Conventional investing wisdom says that over time, stock markets go up. Countless investors watched their savings grow by staying put in a market that rose sharply in the decade after the financial crisis. Those who held tight when the market crashed in early 2020 were rewarded when stocks resumed their upward climb within weeks.

To some market players, this year’s decline feels different. The government’s extraordinary stimulus measures that pushed the economy into a V-shaped recovery in 2020 have largely run out, replaced by policies aimed at controlling inflation. While the debate about whether a recession is on the way is far from settled, there is broad consensus the U.S. has entered a period of slower growth.

Mr. McCaffrey, the 80-year-old retired research scientist, has been buying Apple shares in recent weeks, automating the purchases for when the price is below a certain level. But overall, watching shares of his favored tech companies erode has been a gloomy experience. Apple is down 23% so far this year.

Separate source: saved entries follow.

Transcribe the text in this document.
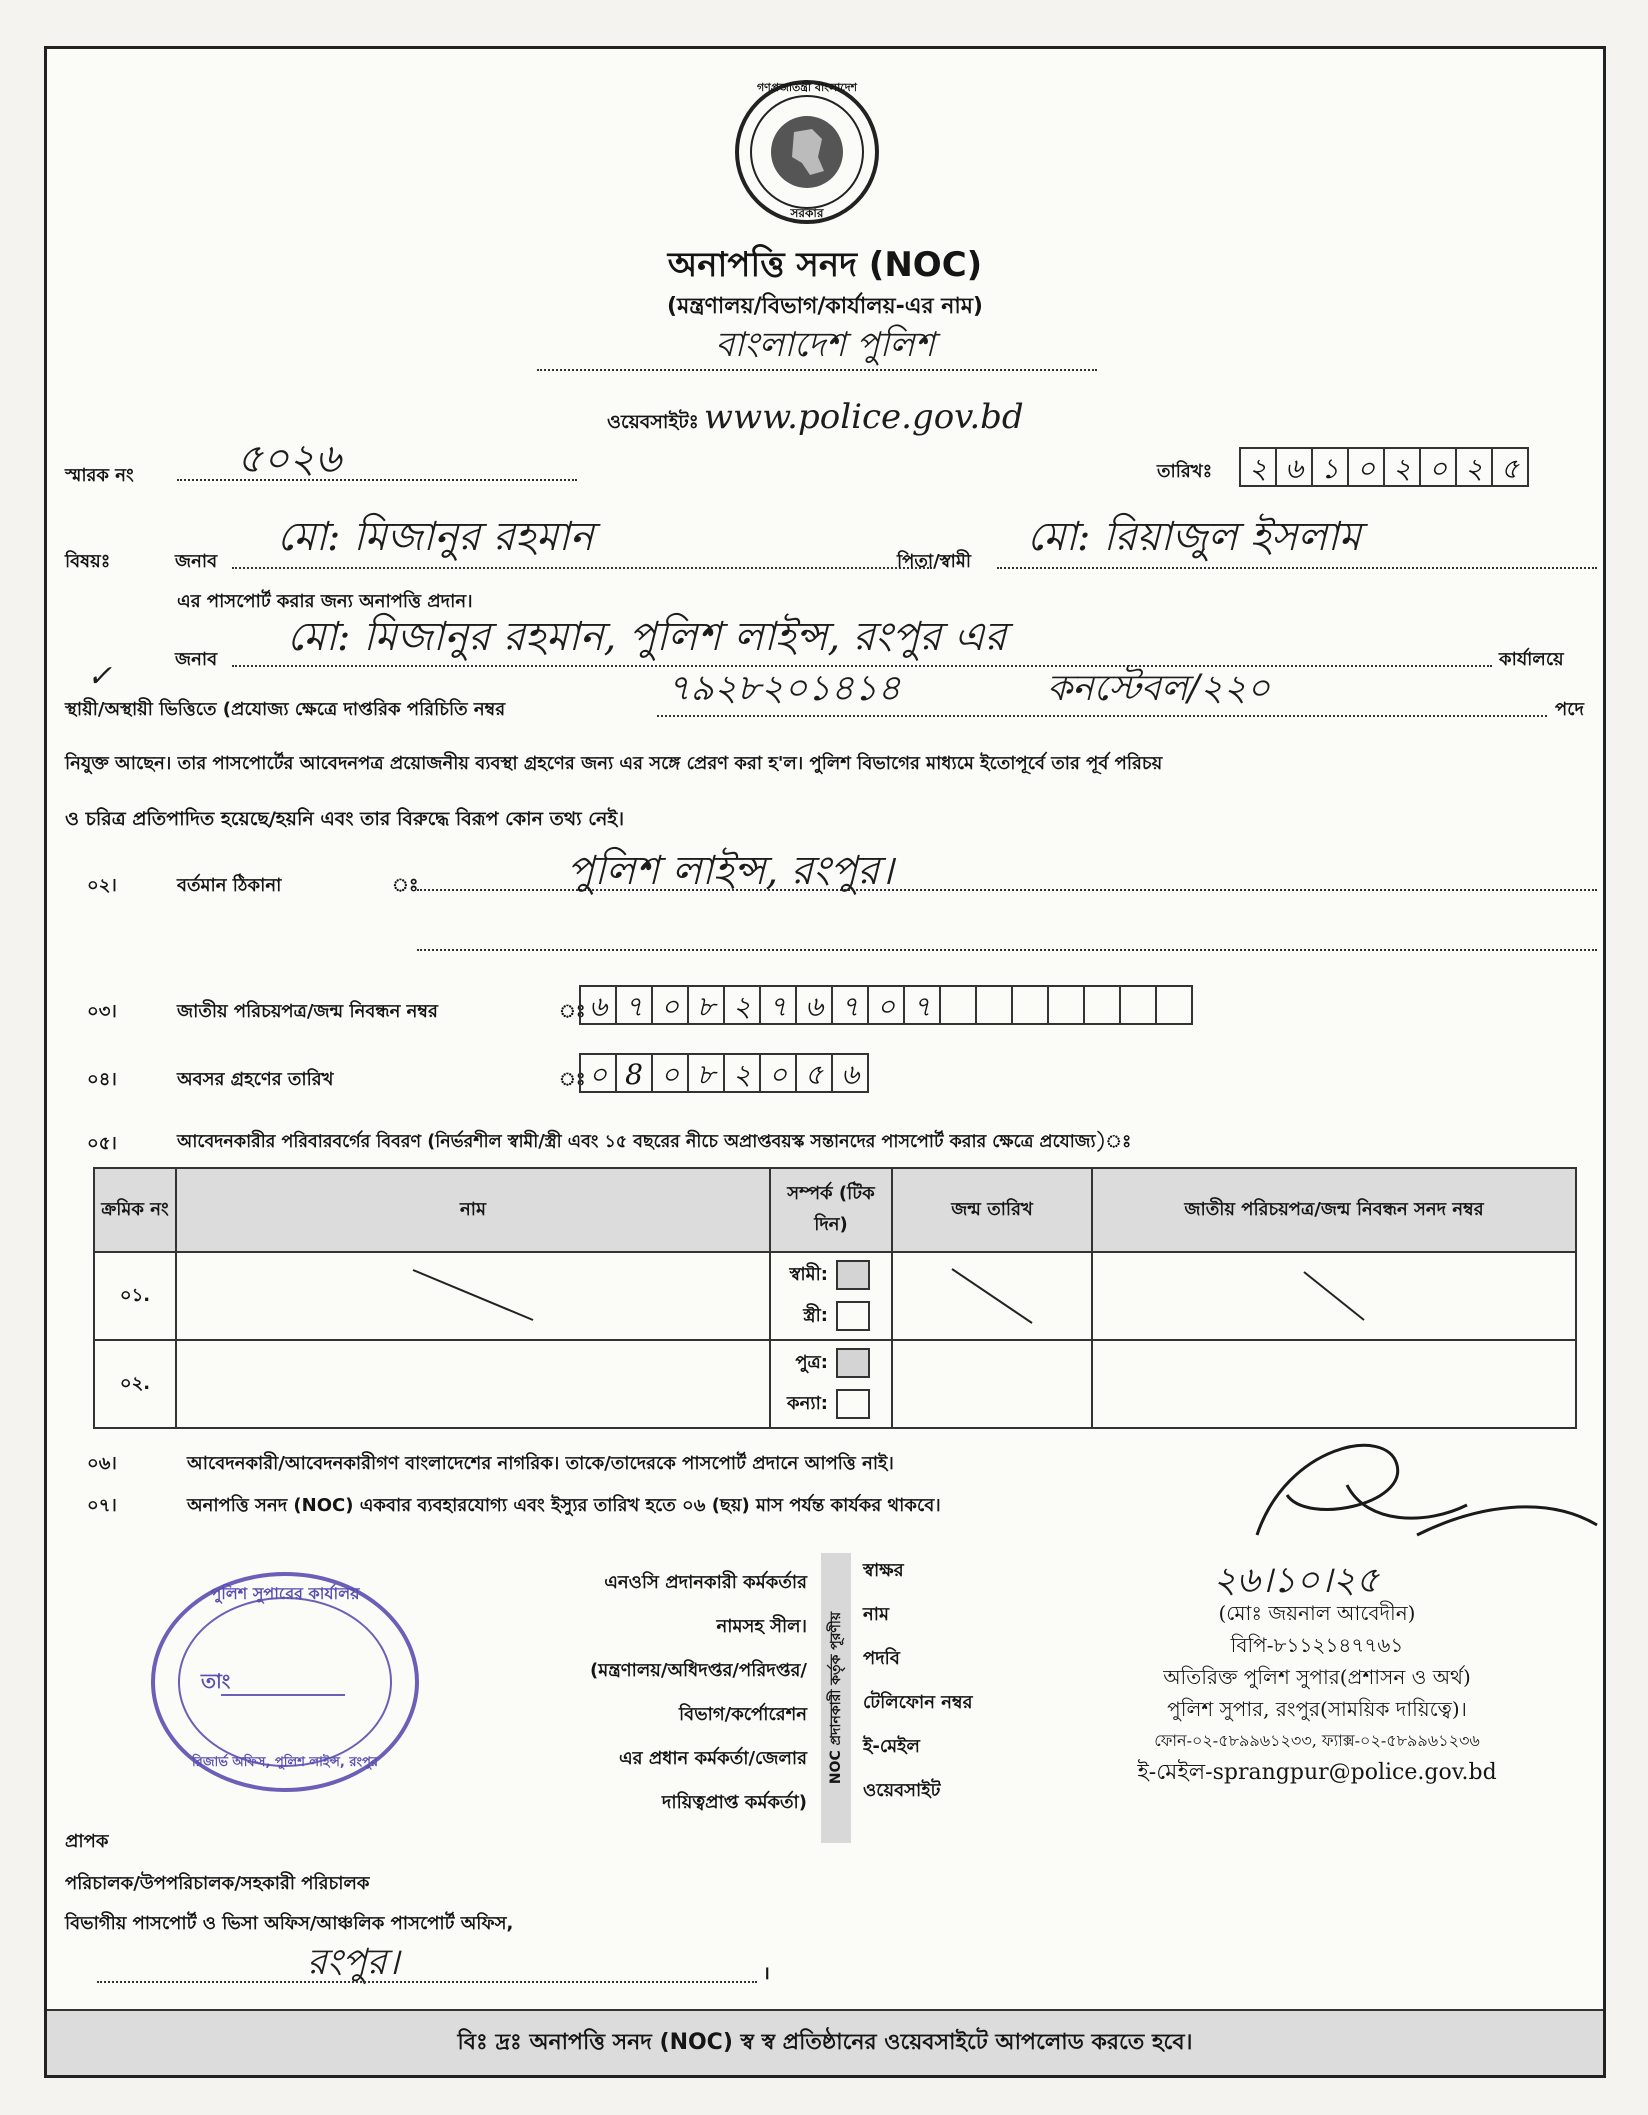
গণপ্রজাতন্ত্রী বাংলাদেশ
সরকার
অনাপত্তি সনদ (NOC)
(মন্ত্রণালয়/বিভাগ/কার্যালয়-এর নাম)
বাংলাদেশ পুলিশ
ওয়েবসাইটঃ www.police.gov.bd
স্মারক নং	৫০২৬	তারিখঃ	২ ৬ ১ ০ ২ ০ ২ ৫
বিষয়ঃ	জনাব
মো: মিজানুর রহমান
পিতা/স্বামী
মো: রিয়াজুল ইসলাম
এর পাসপোর্ট করার জন্য অনাপত্তি প্রদান।
জনাব মো: মিজানুর রহমান, পুলিশ লাইন্স, রংপুর এর	কার্যালয়ে
✓
স্থায়ী/অস্থায়ী ভিত্তিতে (প্রযোজ্য ক্ষেত্রে দাপ্তরিক পরিচিতি নম্বর
৭৯২৮২০১৪১৪	কনস্টেবল/২২০
পদে
নিযুক্ত আছেন। তার পাসপোর্টের আবেদনপত্র প্রয়োজনীয় ব্যবস্থা গ্রহণের জন্য এর সঙ্গে প্রেরণ করা হ'ল। পুলিশ বিভাগের মাধ্যমে ইতোপূর্বে তার পূর্ব পরিচয়
ও চরিত্র প্রতিপাদিত হয়েছে/হয়নি এবং তার বিরুদ্ধে বিরূপ কোন তথ্য নেই।
০২।	বর্তমান ঠিকানা	ঃ	পুলিশ লাইন্স, রংপুর।
০৩।	জাতীয় পরিচয়পত্র/জন্ম নিবন্ধন নম্বর	ঃ ৬ ৭ ০ ৮ ২ ৭ ৬ ৭ ০ ৭
০৪।	অবসর গ্রহণের তারিখ	ঃ ০ 8 ০ ৮ ২ ০ ৫ ৬
০৫।	আবেদনকারীর পরিবারবর্গের বিবরণ (নির্ভরশীল স্বামী/স্ত্রী এবং ১৫ বছরের নীচে অপ্রাপ্তবয়স্ক সন্তানদের পাসপোর্ট করার ক্ষেত্রে প্রযোজ্য)ঃ
ক্রমিক নং	নাম	সম্পর্ক (টিক দিন)	জন্ম তারিখ	জাতীয় পরিচয়পত্র/জন্ম নিবন্ধন সনদ নম্বর
০১.		স্বামী:
স্ত্রী:

০২.		পুত্র:
কন্যা:		

০৬।	আবেদনকারী/আবেদনকারীগণ বাংলাদেশের নাগরিক। তাকে/তাদেরকে পাসপোর্ট প্রদানে আপত্তি নাই।
০৭।	অনাপত্তি সনদ (NOC) একবার ব্যবহারযোগ্য এবং ইস্যুর তারিখ হতে ০৬ (ছয়) মাস পর্যন্ত কার্যকর থাকবে।
পুলিশ সুপারের কার্যালয়
তাং
রিজার্ভ অফিস, পুলিশ লাইন্স, রংপুর
এনওসি প্রদানকারী কর্মকর্তার
নামসহ সীল।
(মন্ত্রণালয়/অধিদপ্তর/পরিদপ্তর/
বিভাগ/কর্পোরেশন
এর প্রধান কর্মকর্তা/জেলার
দায়িত্বপ্রাপ্ত কর্মকর্তা)
NOC প্রদানকারী কর্তৃক পূরণীয়
স্বাক্ষর
নাম
পদবি
টেলিফোন নম্বর
ই-মেইল
ওয়েবসাইট
২৬।১০।২৫
(মোঃ জয়নাল আবেদীন)
বিপি-৮১১২১৪৭৭৬১
অতিরিক্ত পুলিশ সুপার(প্রশাসন ও অর্থ)
পুলিশ সুপার, রংপুর(সাময়িক দায়িত্বে)।
ফোন-০২-৫৮৯৯৬১২৩৩, ফ্যাক্স-০২-৫৮৯৯৬১২৩৬
ই-মেইল-sprangpur@police.gov.bd
প্রাপক
পরিচালক/উপপরিচালক/সহকারী পরিচালক
বিভাগীয় পাসপোর্ট ও ভিসা অফিস/আঞ্চলিক পাসপোর্ট অফিস,
রংপুর।	।
বিঃ দ্রঃ অনাপত্তি সনদ (NOC) স্ব স্ব প্রতিষ্ঠানের ওয়েবসাইটে আপলোড করতে হবে।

“It’s getting worse for people in my age group," Mr. McCaffrey said, “simply because we don’t have time to wait for it to come back."

It takes a lot to shake Kevin Landis, a fund manager whose tech-focused fund was battered by the tech wreckage of the early 2000s. But when Netflix announced disappointing quarterly results in April, Mr. Landis, sitting in his home office overlooking his tranquil suburban San Jose backyard, felt as if he’d been hit by an earthquake.

Mr. Landis had reason to be concerned: Roku, another streaming company, made up 14% of his tech fund at the end of March. He says he hasn’t sold any shares, even though Roku’s stock has sunk by nearly 60% this year.

“Probably the defining difference this time is last time I could just storm out of the office and go home," he said. “This time, I’m working from home. So there’s no escaping it."